Although there is a lack of large interventional studies, multiple cases of successful medical treatment of PS have been reported in the ICD literature. Hairston et al reported that a combination of antidepressants and cognitive behavioral therapy was an effective treatment for PS in a patient with concurrent adjustment disorder with mixed anxiety and depressed mood in addition to cocaine use disorder [19]. A second case of nocturnal PS in an ICD patient was successfully treated with zolpidem [20]. Hamner et al described successful treatment of two patients with PS and PTSD with antidepressants and psychotherapy [21]. Lastly, beta-blockers have also been shown to help with symptoms of PTSD in patients that experienced prior shocks [22].

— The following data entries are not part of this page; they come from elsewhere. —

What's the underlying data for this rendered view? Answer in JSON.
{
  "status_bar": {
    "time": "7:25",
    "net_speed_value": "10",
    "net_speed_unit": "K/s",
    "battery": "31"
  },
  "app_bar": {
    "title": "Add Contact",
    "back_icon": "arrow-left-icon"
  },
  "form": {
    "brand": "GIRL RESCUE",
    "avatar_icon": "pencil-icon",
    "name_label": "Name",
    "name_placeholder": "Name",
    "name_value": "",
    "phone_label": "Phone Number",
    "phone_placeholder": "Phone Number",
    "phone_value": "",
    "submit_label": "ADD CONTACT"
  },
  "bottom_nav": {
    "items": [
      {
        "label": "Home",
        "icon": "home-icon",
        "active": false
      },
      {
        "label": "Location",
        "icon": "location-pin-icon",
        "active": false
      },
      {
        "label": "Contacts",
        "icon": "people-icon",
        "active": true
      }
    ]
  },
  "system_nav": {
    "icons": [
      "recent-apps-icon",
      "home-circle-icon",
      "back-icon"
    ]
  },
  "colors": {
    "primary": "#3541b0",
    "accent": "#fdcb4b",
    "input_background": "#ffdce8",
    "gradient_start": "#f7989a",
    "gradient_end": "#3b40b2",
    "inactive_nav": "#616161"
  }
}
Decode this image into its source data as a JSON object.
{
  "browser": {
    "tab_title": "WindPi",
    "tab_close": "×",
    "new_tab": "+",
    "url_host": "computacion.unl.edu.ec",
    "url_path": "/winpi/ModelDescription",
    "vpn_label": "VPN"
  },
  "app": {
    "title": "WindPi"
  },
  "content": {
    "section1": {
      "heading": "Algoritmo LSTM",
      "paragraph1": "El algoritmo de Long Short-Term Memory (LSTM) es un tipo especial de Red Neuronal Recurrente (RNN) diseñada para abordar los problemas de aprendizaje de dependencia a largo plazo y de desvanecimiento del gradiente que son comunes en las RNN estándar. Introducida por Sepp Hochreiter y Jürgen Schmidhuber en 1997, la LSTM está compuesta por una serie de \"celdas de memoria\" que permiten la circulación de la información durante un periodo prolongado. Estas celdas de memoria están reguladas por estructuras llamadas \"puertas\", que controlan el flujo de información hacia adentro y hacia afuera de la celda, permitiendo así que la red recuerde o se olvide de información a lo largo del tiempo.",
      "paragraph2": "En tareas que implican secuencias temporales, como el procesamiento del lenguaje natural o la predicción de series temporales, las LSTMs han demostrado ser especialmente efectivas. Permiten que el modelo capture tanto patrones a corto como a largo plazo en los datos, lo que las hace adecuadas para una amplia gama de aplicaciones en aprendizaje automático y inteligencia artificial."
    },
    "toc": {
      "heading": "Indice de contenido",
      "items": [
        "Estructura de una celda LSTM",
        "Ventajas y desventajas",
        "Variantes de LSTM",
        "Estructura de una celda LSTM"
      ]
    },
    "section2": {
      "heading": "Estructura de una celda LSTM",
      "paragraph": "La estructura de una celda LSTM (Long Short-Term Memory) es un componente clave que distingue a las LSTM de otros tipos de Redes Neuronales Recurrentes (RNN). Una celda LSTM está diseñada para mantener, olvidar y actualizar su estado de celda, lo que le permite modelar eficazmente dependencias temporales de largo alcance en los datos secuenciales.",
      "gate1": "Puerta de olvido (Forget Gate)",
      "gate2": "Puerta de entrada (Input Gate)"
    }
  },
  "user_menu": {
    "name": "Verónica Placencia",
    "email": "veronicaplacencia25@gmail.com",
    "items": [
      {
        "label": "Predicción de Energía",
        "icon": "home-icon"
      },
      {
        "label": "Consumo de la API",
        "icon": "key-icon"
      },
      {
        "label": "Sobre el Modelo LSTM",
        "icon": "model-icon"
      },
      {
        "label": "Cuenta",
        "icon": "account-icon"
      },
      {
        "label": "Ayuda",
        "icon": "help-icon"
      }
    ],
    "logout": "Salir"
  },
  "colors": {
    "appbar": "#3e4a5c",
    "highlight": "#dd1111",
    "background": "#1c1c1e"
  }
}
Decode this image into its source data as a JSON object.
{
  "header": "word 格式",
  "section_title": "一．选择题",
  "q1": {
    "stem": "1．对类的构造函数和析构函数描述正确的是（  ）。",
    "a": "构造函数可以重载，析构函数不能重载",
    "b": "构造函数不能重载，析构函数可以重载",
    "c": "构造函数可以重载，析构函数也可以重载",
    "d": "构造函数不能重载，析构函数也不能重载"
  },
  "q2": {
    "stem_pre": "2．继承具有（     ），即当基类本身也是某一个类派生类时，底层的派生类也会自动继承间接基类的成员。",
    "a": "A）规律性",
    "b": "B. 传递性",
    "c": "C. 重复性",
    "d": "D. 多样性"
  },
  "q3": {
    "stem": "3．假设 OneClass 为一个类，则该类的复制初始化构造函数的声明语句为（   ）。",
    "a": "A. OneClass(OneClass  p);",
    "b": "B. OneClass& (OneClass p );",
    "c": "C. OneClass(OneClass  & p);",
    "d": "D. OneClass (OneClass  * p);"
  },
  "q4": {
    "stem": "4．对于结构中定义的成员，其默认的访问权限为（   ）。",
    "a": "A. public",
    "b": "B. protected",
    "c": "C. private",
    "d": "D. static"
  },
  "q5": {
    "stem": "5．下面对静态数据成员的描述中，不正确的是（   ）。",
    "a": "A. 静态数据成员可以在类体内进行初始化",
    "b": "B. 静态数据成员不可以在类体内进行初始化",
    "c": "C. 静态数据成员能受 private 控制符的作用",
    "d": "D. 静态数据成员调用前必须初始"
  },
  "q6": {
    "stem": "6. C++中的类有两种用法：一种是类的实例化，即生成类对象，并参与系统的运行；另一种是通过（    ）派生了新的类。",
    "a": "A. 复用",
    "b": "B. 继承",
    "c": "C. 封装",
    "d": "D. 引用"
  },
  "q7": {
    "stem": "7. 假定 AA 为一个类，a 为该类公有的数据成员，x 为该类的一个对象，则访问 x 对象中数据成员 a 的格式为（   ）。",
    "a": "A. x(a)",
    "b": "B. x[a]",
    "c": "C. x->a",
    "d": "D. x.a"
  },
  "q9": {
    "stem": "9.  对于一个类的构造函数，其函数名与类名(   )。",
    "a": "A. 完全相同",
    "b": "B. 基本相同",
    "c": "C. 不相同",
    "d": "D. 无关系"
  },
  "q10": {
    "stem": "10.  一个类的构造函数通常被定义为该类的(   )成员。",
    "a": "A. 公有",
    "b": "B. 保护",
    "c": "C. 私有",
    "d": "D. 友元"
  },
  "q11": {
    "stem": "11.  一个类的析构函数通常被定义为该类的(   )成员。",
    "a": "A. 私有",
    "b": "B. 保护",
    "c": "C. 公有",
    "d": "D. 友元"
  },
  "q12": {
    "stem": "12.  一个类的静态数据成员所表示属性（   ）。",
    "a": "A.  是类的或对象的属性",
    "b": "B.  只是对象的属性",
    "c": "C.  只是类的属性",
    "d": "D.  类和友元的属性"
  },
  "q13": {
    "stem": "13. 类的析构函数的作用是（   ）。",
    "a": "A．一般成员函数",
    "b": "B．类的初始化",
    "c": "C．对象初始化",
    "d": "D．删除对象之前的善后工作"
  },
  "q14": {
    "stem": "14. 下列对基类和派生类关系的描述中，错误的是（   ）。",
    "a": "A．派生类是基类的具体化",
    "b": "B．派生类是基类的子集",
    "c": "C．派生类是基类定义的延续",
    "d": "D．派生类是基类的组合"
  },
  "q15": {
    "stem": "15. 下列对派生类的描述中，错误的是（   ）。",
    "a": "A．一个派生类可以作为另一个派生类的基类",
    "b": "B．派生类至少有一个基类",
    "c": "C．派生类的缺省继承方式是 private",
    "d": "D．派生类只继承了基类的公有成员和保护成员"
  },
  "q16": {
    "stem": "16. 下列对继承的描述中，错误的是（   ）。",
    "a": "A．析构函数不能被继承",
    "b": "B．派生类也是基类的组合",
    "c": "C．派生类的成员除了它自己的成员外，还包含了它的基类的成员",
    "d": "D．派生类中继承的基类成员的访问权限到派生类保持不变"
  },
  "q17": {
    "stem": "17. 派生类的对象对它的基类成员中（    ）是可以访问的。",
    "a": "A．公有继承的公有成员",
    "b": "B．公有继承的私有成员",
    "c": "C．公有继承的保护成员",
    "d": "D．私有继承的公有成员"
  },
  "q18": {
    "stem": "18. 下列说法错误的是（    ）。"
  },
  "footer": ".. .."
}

In conclusion, it is clear that treating patients with ICDs and WCDs for primary or secondary prevention is very complex and goes beyond device implantation. A multidisciplinary approach should be implemented when an ICD or WCD is being considered in order to address underlying comorbidities and initiate appropriate treatment and patient education. It is unclear whether there are effective ways to reduce or prevent PS. However, screening and treatment for underlying comorbidities that would predispose to PS has yet to become part of the device delivery process. Appropriate treatment with medication, psychotherapy and substance abuse programs pre- and post-device implantation may prove successful in the prevention of PS and may improve adherence WCD use in patients. In future, large randomized controlled studies are needed to prove the effectiveness of these therapeutic interventions.

Conclusions

PS is a common phenomenon in the ICD patient population and must be considered when a patient presents in an acute setting for a perceived device shock. This case report shows that PS also occurs in the WCD patient population. Awareness of PS as a possible diagnosis in WCD recipients will allow physicians to consider PS as a differential diagnosis in the setting of patient-reported shock. In such cases, patients can be reassured that their device is functioning properly, preventing potential hospital admissions. A multidisciplinary approach including cardiology, psychology and addiction medicine should be considered when evaluating a patient in need of a WCD or ICD to improve quality of life and address potential incidents of PS.

Acknowledgments

None to declare.

Financial Disclosure

None to declare.

Conflict of Interest

None to declare.

Informed Consent

The manuscript has been sufficiently de-identified to protect the identity of each patient. Patients have since died and unable to provide informed consent.

Author Contributions

Each individual named as an author meets the journal’s criteria for authorship. Authors edited the manuscript, contributed with review of the literature and discussion section; PDD contributed to patient care and conceptualization, writing of manuscript, design of tables and editing; LP contributed to writing and editing of the manuscript, and discussion section; UM contributed to review of the literature and discussion section; AA contributed to review of literature and editing of the manuscript; GASA contributed to conceptualization, review of literature, manuscript editing and writing.

Data Availability

The authors declare that data supporting the findings of this study are available within the article.